FBR insiders believe that banks' non-reporting of the WHT deducted on banking transactions could amount to billions of rupees once their supplied data is cross-checked with account holders' statements of account - reconciliation that the withholding agents, ie, banks are mandatorily required to file on the 15th day of every month, but didn't file as per this requirement. Not surrendering the full amount of indirect taxes recovered from customers is a common practice, and also the flawed reason why, each year, the government resorts to imposition of more indirect taxes instead of developing the machinery to ensure the full recovery of these taxes from its collecting/withholding agents. It is this flawed system that is pushing up the poverty line.
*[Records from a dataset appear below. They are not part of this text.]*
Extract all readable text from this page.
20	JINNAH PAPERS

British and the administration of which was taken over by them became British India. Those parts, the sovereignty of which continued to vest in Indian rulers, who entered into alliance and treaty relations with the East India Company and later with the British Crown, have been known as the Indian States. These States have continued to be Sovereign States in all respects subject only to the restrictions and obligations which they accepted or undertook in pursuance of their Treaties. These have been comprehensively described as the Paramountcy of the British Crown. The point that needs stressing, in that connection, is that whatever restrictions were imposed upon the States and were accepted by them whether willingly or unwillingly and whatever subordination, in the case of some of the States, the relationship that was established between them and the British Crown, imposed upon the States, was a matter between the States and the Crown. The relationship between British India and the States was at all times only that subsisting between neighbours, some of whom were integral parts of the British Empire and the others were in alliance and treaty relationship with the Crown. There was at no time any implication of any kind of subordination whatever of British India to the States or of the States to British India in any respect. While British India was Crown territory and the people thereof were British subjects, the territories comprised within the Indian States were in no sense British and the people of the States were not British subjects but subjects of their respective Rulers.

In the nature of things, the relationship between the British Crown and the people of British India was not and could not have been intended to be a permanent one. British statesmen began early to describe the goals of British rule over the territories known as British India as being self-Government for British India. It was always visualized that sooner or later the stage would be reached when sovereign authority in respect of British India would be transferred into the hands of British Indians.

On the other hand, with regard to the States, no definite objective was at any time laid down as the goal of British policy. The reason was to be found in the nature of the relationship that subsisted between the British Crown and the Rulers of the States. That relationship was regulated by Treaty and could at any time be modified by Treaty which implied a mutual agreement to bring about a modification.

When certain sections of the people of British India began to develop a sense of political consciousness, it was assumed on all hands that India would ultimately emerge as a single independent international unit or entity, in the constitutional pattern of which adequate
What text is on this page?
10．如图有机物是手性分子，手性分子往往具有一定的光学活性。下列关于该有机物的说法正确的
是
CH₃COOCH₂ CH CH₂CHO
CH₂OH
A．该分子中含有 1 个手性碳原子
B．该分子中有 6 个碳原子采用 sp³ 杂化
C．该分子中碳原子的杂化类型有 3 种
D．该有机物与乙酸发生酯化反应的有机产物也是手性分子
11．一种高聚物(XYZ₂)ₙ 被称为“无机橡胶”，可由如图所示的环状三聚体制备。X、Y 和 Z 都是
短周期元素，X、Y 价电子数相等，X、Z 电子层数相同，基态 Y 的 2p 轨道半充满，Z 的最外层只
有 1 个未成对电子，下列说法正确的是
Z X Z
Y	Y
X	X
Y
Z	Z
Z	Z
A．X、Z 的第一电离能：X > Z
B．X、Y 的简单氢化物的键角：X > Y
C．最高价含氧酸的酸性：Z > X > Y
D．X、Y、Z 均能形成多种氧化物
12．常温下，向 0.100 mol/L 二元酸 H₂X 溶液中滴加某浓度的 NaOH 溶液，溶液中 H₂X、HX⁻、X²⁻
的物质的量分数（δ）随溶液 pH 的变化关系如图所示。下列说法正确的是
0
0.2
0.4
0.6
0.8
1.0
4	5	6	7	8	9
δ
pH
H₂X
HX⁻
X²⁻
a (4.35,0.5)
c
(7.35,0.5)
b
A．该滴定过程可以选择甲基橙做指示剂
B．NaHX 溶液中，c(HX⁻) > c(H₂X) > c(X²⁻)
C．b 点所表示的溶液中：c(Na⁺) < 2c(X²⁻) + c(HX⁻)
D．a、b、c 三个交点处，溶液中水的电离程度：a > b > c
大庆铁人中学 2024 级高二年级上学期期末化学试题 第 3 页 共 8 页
Economic inequalities are Pakistan's harsh reality where petty and mega crimes, extortion, and target killing became a 'profession' for thousands of its illiterate, unskilled youth. Reason: overreliance on indirect taxes instead of redistributive taxes to generate the resources for arrangements to contain the decline in educational attainment and skills among the lower income groups. The tragedy is that the IMF backs the flawed policy of ever-higher indirect taxes that increase poverty.